I know what __slots__ does and what it's supposed to be used for.
However I have not found a comprehensive answer as to how the underlaying mechanisms of the member descriptor created using __slots__ works.
Where are the object-level values actually stored?
Is there a way to change these values without direct attribute access to the descriptors?
(ex. when class C has __dict__ you can do C.__dict__['key'] instead of C.key)
Can one "extend" the immutability of an object defining __slots__ by creating similar class-level descriptors? And as further elaboration of this; can one build an immutable object using metaclasses but not defining __slots__ explicitly by creating said descriptors manually?
__slot__ attributes are allocated in the native memory representation of the object, and the descriptor associated to the class that access then actually uses native C methods in CPython to set and retrieve a reference to the Python objects attributed to each slot attribute on the class instances as a C structure.

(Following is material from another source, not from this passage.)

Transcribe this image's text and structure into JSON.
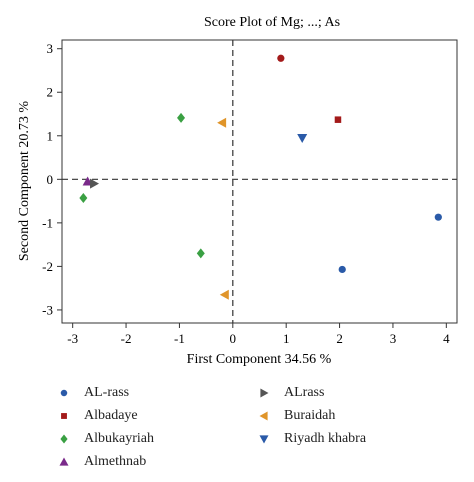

The descriptor for slots, presented in Python with the name member_descriptor is defined here: https://github.com/python/cpython/blob/master/Objects/descrobject.c
You can't perform or enhance these descriptors from pure Python code in anyway without using CTypes to interact with native code.
It is possible to get to their type by doing something like
class A:
__slots__ = "a"
member_descriptor = type(A.a)
And then one could supose it would be possible to inherit from it, and write derived __get__ and __set__ methods that could do chekings and such - but unfortunately, it won't work as a base class.

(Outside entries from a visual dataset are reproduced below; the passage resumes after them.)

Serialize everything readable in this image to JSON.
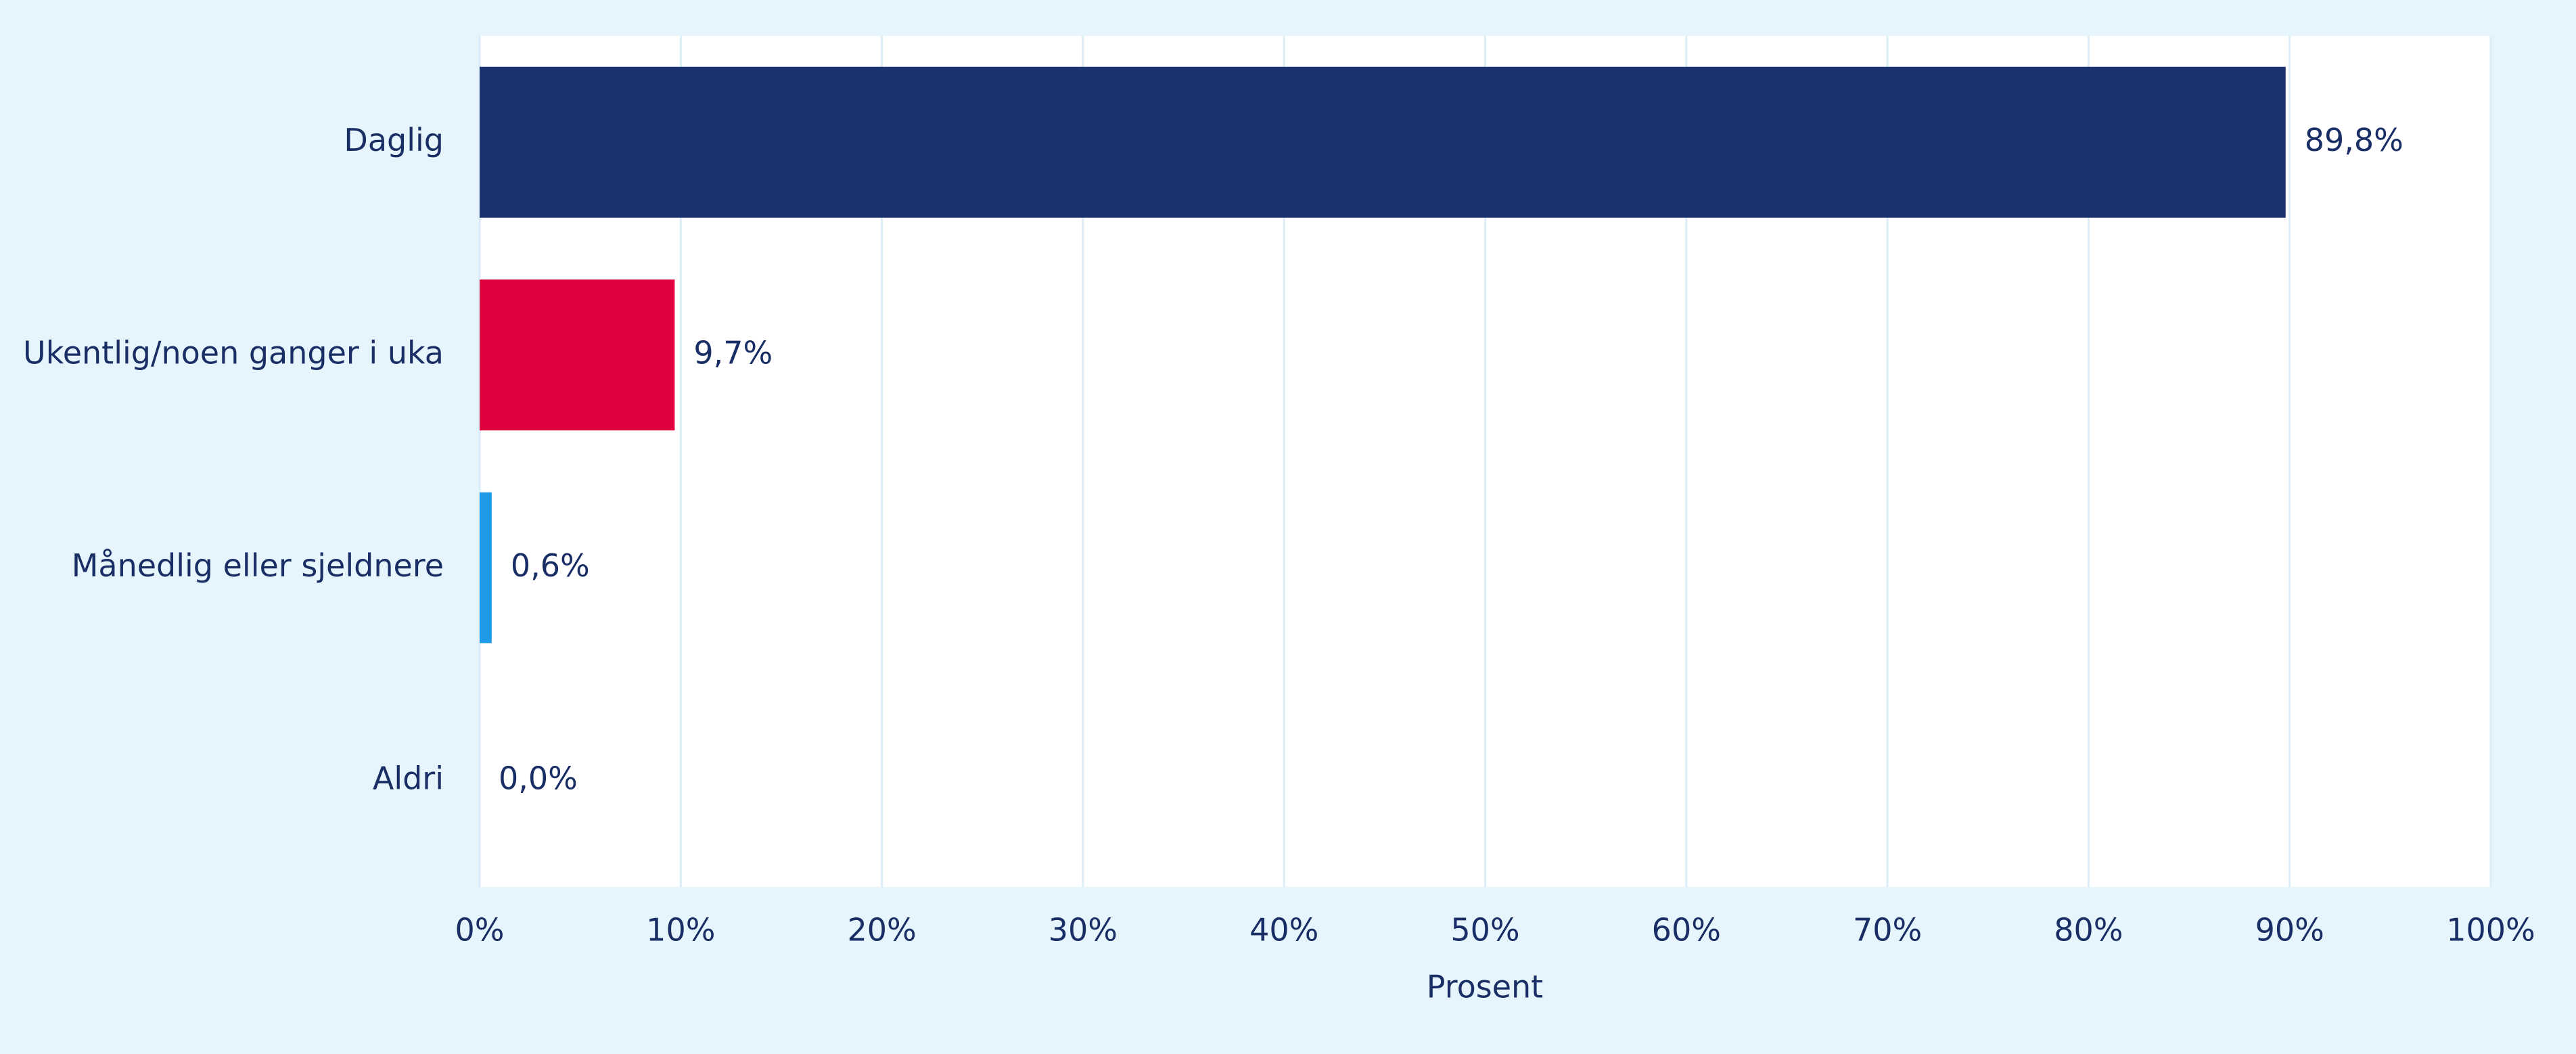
{
  "chart_data": {
    "type": "hbar",
    "categories": [
      "Daglig",
      "Ukentlig/noen ganger i uka",
      "Månedlig eller sjeldnere",
      "Aldri"
    ],
    "values": [
      89.8,
      9.7,
      0.6,
      0.0
    ],
    "value_labels": [
      "89,8%",
      "9,7%",
      "0,6%",
      "0,0%"
    ],
    "colors": [
      "#1a3370",
      "#e0003f",
      "#1e9be8",
      "#7fc8f0"
    ],
    "x_label": "Prosent",
    "xlim": [
      0,
      100
    ],
    "xticks": [
      {
        "value": 0,
        "label": "0%"
      },
      {
        "value": 10,
        "label": "10%"
      },
      {
        "value": 20,
        "label": "20%"
      },
      {
        "value": 30,
        "label": "30%"
      },
      {
        "value": 40,
        "label": "40%"
      },
      {
        "value": 50,
        "label": "50%"
      },
      {
        "value": 60,
        "label": "60%"
      },
      {
        "value": 70,
        "label": "70%"
      },
      {
        "value": 80,
        "label": "80%"
      },
      {
        "value": 90,
        "label": "90%"
      },
      {
        "value": 100,
        "label": "100%"
      }
    ],
    "grid": true
  }
}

However, it is possible to write other, parallel, descriptors that could in turn call the native descriptors to actually store the values.
By using a metaclass, it is possible at class creation time to rename the passed in __slots__ and wrap their access in custom descriptors that could perform extra checks - and even hide then from "dir".
So, for a naive type checking slots variant metaclass, one could have
class TypedSlot:
def __init__(self, name, type_):
self.name = name
self.type = type_
def __get__(self, instance, owner):
if not instance:
return self
return getattr(instance, "_" + self.name)
def __set__(self, instance, value):
if not isinstance(value, self.type):
raise TypeError
setattr(instance, "_" + self.name, value)
class M(type):
def __new__(metacls, name, bases, namespace):
new_slots = []
for key, type_ in namespace.get("__slots__", {}).items():
namespace[key] = TypedSlot(key, type_)
new_slots.append("_" + key)
namespace["__slots__"] = new_slots
return super().__new__(metacls, name, bases, namespace)
def __dir__(cls):
return [name for name in super().__dir__() if name not in cls.__slots__]